Papa Giovanni XXIII guida la sessione di apertura del Concilio Vaticano II nella Basilica di San Pietro in Vaticano l’11 ottobre 1962. CNS photo/Giancarlo Giuliani, Catholic Press Photo
In quella stessa sezione, il Vaticano II dice anche qualcos’altro: “L’infallibilità promessa alla Chiesa è presente anche nel corpo dei vescovi quando, insieme al successore di Pietro, esercitano il supremo ufficio di insegnamento”. Questo lo fanno, dichiara la Lumen Gentium, sia quando definiscono una dottrina insieme al papa in un concilio ecumenico, sia quando, dispersi per il mondo ma in unione tra loro e con il papa, insegnano, come parte del loro “magistero ordinario” (autorità di insegnamento), che qualcosa è “da ritenersi definitivamente e assolutamente.”
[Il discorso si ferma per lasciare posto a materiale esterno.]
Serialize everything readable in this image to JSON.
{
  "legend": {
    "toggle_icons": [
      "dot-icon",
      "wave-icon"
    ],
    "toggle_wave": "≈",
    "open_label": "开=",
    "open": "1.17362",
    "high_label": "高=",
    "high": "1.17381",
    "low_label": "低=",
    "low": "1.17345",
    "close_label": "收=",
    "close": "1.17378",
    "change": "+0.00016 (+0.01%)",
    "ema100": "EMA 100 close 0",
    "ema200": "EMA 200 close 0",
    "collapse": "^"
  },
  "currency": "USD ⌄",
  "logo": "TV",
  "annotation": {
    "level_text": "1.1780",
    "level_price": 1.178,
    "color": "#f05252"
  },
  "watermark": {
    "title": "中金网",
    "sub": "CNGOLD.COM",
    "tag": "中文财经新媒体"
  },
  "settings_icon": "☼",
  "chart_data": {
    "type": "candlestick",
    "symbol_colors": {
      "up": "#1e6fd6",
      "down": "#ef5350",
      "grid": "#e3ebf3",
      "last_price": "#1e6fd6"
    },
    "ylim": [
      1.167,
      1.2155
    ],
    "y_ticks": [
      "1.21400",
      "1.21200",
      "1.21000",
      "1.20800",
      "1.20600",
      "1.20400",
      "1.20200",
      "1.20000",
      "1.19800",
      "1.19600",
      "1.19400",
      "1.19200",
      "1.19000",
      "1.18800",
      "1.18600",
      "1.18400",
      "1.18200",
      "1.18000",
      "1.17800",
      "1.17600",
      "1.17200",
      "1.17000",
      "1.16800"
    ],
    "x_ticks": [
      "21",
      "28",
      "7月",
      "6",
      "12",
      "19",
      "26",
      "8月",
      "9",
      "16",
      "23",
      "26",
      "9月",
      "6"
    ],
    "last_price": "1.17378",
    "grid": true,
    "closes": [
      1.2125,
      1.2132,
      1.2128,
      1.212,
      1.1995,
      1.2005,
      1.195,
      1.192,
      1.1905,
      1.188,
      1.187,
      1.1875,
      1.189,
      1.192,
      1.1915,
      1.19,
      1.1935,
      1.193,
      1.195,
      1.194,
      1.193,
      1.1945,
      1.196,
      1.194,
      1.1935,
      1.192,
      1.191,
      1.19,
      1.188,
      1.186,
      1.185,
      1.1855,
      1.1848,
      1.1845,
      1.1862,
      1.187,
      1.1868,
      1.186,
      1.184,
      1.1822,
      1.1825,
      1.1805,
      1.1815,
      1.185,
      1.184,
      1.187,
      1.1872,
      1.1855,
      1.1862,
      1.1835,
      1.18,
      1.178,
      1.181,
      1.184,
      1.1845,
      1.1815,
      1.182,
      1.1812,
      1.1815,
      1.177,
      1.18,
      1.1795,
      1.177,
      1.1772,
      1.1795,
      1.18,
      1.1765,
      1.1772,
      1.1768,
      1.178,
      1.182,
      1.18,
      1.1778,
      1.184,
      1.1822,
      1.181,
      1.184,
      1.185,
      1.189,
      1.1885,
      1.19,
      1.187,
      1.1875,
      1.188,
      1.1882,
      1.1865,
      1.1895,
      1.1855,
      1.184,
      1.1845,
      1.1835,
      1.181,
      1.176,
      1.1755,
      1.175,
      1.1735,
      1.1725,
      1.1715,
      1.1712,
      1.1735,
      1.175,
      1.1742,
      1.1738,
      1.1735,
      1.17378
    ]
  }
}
Espandendo questo, il Catechismo della Chiesa Cattolica, pubblicato nel 1992 dall’autorità di Papa San Giovanni Paolo II, dice:
“Il grado supremo di partecipazione all’autorità di Cristo è assicurato dal carisma dell’infallibilità. Questa infallibilità si estende fino al deposito della Rivelazione divina; si estende anche a tutti quegli elementi della dottrina, compresa la morale, senza i quali le verità salvifiche della fede non possono essere conservate, spiegate o osservate” (n. 2035)
Potenzialmente, questo apre un’area completamente nuova per l’esplorazione teologica: Quale dottrina o quali dottrine sono già state infallibilmente insegnate – vengono insegnate ora – dal magistero ordinario dei vescovi del mondo in unione con il papa? È questo il caso, per esempio, di cose come gli insegnamenti sull’aborto e la contraccezione? Quando è prudente dichiarare tale insegnamento infallibile e quando, probabilmente, non lo è?
I teologi, si potrebbe dire, hanno il loro lavoro da fare.
Russell Shaw è un redattore che contribuisce al nostro Sunday Visitor.
St. John Henry Newman
Nella sua classica opera di apologetica “A Letter to the Duke of Norfolk”, il padre – poi cardinale e ora santo – John Henry Newman è attento a collocare l’infallibilità del papa all’interno del carisma, o dono, dell’infallibilità della Chiesa. Scrivendo poco dopo la definizione dell’infallibilità papale da parte del Concilio Vaticano I e di Papa Pio IX nel 1870, Padre Newman in parte dice questo:
“La Chiesa ha l’ufficio di insegnare, e la materia di tale insegnamento è il corpo della dottrina, che gli Apostoli hanno lasciato dietro di loro come suo possesso perpetuo. Se sorge una domanda su quale sia la dottrina apostolica su un punto particolare, essa ha l’infallibilità promessa per permetterle di rispondere correttamente. …
“Il papa deve presentarsi davanti a noi in qualche forma o postura speciale, se si deve intendere che esercita il suo ufficio di insegnamento, e questa forma è ex cathedra. … Ma quale deve essere quella cattedra morale, o cattedra di insegnamento, in cui il papa siede, quando deve essere riconosciuto come nell’esercizio del suo infallibile insegnamento?
“La nuova definizione risponde a questa domanda. He speaks ex cathedra, or infallibly, when he speaks, first, as the Universal Teacher; secondly, in the name and with the authority of the Apostles; thirdly, on a point of faith or morals; fourthly, with the purpose of binding every member of the Church to accept and believe his decision.”